Andy Parsons: 'The most fun you can have on stage is when you're walking a tightrope'

The former Mock The Week stalwart is Healing The Nation with his latest tour

Recently handed a Silver Dolphin Cannes Media Award for the Combating Loneliness campaign, Andy Parsons is celebrating by hopping around the country and making more connections with people via his latest stand-up show. Here, he chats about impotent politicians, offended audiences and bland comedy.

Through Mock The Week and the Slacktivist podcast, you've been politically active. We're in a right old pickle at the moment, eh?
Having talked to a lot of politicians for the podcast, it's clear we have a lot of frustrated MPs. You realise how little power individual MPs actually have; Theresa May had three years as head of the country and the things she was claiming to have achieved in that time could be written on the back of a fag packet.

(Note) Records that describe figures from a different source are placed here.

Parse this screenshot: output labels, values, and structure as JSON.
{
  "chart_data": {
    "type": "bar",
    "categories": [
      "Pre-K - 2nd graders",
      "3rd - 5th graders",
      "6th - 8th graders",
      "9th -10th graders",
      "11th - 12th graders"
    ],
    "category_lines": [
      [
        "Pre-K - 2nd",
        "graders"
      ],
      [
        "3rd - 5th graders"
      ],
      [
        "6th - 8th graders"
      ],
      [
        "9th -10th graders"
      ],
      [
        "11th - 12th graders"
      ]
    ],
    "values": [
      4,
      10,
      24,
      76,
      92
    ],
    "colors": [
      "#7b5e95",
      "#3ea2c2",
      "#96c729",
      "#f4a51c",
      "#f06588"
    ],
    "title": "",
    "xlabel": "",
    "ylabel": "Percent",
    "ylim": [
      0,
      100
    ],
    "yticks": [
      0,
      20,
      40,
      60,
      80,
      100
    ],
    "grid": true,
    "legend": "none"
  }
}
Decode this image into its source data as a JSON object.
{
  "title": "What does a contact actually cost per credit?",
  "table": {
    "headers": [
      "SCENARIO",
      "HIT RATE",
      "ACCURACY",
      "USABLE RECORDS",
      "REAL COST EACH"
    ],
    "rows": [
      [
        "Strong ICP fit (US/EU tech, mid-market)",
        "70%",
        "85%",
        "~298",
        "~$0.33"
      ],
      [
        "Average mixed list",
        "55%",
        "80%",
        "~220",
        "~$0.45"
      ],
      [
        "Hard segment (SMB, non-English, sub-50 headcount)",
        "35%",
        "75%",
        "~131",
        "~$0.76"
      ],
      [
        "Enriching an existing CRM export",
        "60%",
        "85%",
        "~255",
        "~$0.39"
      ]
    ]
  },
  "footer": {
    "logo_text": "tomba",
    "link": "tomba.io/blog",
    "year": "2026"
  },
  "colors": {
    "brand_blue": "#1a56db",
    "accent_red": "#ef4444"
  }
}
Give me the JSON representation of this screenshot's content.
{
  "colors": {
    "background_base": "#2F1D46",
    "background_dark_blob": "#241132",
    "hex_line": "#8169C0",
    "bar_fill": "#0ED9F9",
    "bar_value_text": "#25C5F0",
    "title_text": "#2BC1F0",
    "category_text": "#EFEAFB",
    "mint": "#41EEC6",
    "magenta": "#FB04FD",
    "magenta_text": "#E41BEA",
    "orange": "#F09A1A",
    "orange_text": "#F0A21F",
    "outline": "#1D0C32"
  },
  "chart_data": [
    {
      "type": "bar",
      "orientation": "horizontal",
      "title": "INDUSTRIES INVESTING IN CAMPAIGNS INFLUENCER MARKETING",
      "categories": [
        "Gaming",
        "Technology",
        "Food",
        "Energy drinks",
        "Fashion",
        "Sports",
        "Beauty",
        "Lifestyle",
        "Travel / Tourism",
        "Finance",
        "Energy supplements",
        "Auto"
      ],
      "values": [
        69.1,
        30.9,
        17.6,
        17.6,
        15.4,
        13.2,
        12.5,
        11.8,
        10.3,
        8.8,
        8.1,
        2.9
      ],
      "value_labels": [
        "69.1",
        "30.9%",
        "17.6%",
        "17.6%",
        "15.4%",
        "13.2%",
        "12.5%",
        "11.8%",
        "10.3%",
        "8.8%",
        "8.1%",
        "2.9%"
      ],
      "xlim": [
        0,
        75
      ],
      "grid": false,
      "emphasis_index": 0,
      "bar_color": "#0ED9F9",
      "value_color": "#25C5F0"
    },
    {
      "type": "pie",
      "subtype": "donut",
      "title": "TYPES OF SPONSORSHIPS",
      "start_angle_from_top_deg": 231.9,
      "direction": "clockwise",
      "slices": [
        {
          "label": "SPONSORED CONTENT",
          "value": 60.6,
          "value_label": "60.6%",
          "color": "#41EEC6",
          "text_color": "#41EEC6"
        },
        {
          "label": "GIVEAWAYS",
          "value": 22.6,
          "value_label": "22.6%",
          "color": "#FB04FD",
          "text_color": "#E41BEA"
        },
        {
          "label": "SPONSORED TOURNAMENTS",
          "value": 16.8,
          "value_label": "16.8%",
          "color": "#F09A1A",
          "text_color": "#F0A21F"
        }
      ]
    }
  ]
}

An ex-actor who once played the president of Ukraine actually is now the president of Ukraine, while a reality TV star plans all his golfing trips from inside the White House. We'd all acknowledge a longstanding distrust of politicians, but is this taking things too far?
If you can get people going far in politics from different walks of life that might be a good thing, but you'll soon get found out if you haven't got a set of policies to back it up. Then eventually it will hit people in the pocket and they'll realise that you're responsible for that.

What's the core of Healing The Nation?
It's about this idea that everything is proving divisive at the moment, no one is talking to each other and seeing the issues from both sides. But essentially people have the same concerns whether it's health or education or jobs. If nothing else, we can be proud of some form of tolerance and freedom of speech in our history and it'll be interesting to see where those concepts are going in the next few years.

Now that you're off the telly, do you feel more freed up to say what you want on stage?
In terms of TV shows, it changed so that anything that was controversial just wouldn't get in because it was too much hassle for the producer to bother with. The more resources that were stripped away such as the fact-checking ability and confidence in their own procedures meant that people were less likely to stick their neck out for a particular joke. From the live side there is all this talk of no-platforming but controversy gets you publicity and bums on seats.

In these increasingly censorious times, do you think more than twice about writing about a particular subject or penning a contentious joke?
I write what I want. Nobody wants to see a bland stand-up set. I've been doing this long enough now to know that the most fun you can have on stage is when you're walking a tightrope and creating excitement where it can go either way. The nice thing about this new show is that you get the chance of offending everybody because you can take one side and then another and bring them together. Or it can also go up in flames.

Andy Parsons: Healing The Nation is on tour until Wednesday 10 June.